La consommation nette peut se situer, pour donner une idée, entre 200 et 300 kg par kilomètre parcouru pour 30 tonnes de train moyen remorqué, plus le poids de la machine, et à plus de 4 kg pour 50 tonnes de train moyen remorqué, plus – ne l’oublions pas – le poids de la machine. La consommation de la machine est égale ici à la consommation pour 47 tonnes de train remorqué. Dans cet exemple, 47 tonnes représentent donc ce que nous appellerons l’équivalence de la machine en tonnes de train, en sorte que le déplacement de l’ensemble est de 50 + 47 = 97 tonnes. Le poids de la machine se trouve éliminé, et les consommations de parcours deviennent proportionnelles avec une seule variable : le tonnage remorqué augmenté de l’équivalence de la machine. C’est la forme la plus simple et la plus viable du calcul. Mais que vaut-elle ?
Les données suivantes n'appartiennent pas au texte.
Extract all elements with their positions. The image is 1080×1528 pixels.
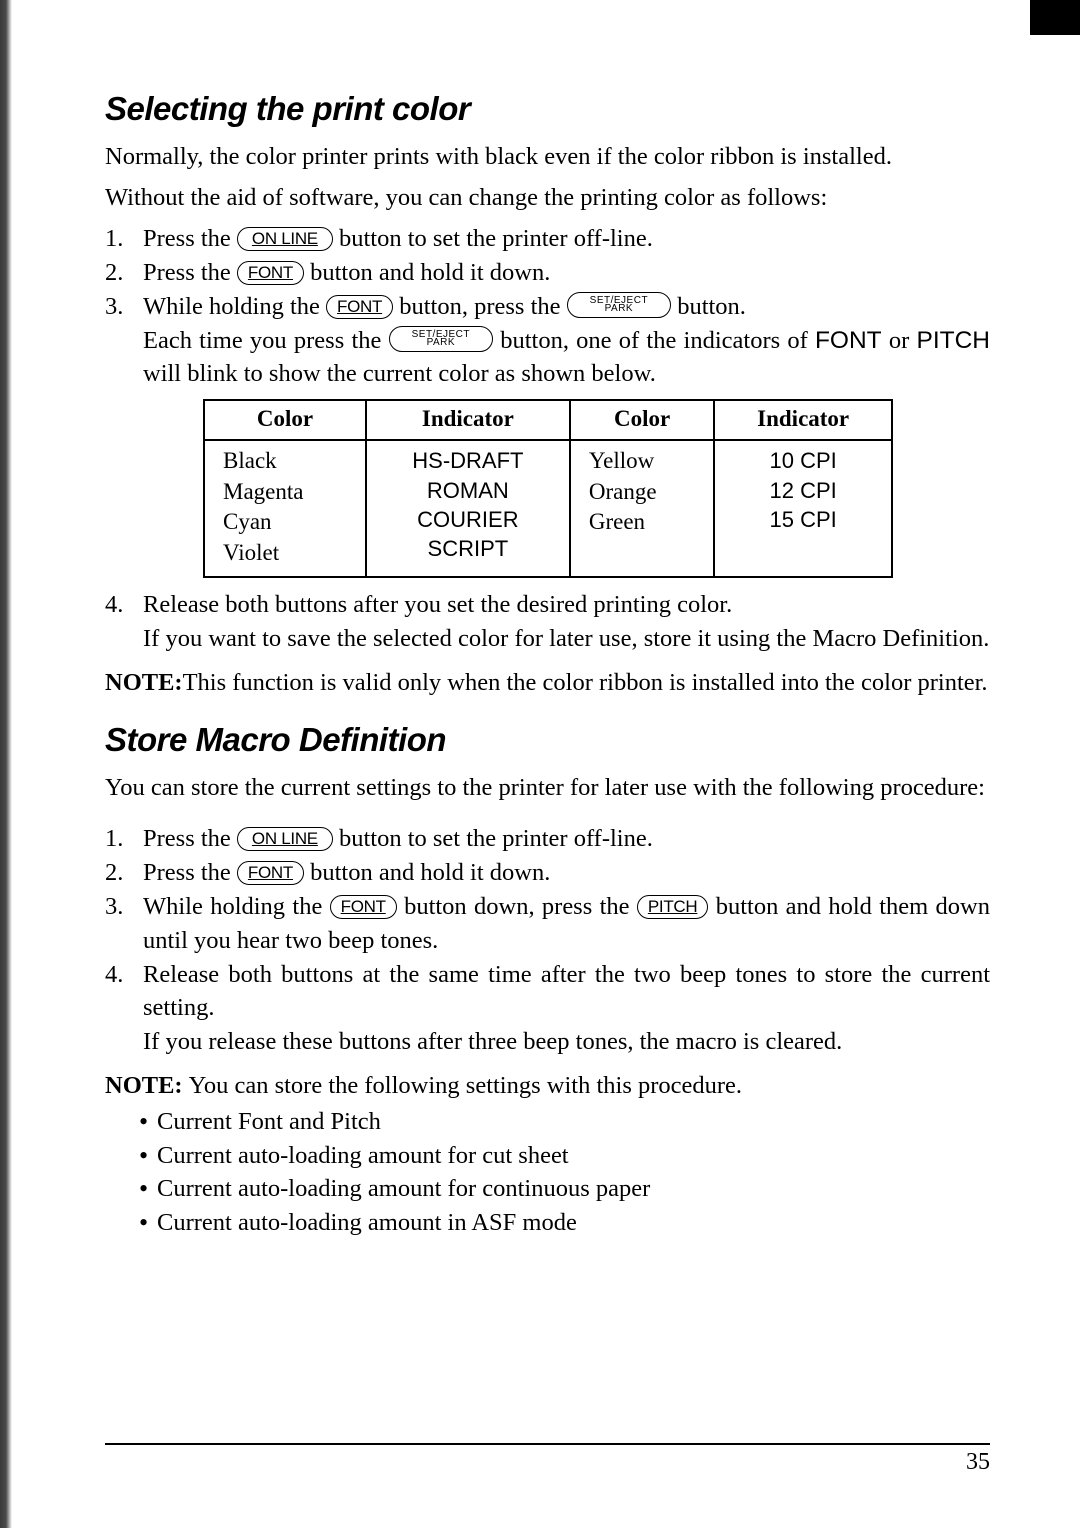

Dans la pratique, ce n’est pas aussi simple.

On pense bien que, dans la pratique, les choses né se présentent pas toujours aussi simplement parce, lorsqu’il s’agit d’une ligne nouvellement exploitée, où il faut précisément étudier les consommations, car elles varient tellement d’un mécanicien à l’autre que des moyennes seraient illusoires et qu’il devient difficile de tracer, mème approximativement, la « ligne de consommation » sur un graphique.
Pour y parvenir, le premier moyen est de relever directement la consommation propre de la machine en lui faisant effectuer sur toute la longueur de ligne, en aller et retour, deux parcours haut-le-pied, et prenant la moyenne des deux consommations. De cette façon, on détermine non pas exactement la dépense mais une limite supérieure de cette dépense. En effet, une machine remorquant un train fonctionne plus économiquement que lorsqu’elle circule isolée, puisque, dans ce dernier cas, il faut ou se tenir à faible pression, ou étrangler considérablement l’arrivée de vapeur. La différence entre les deux fonctionnements est d’autant plus grande que la rampe est plus faible. C’est seulement sur de très fortes rampes, où le mécanicien, pour déplacer la locomotive seule elle-même, devrait admettre la vapeur avec une ouverture de régulateur à 15 ou 20% par exemple, pour être sûr qu’elle ne dépenserait pas plus que si elle était attelée à un train.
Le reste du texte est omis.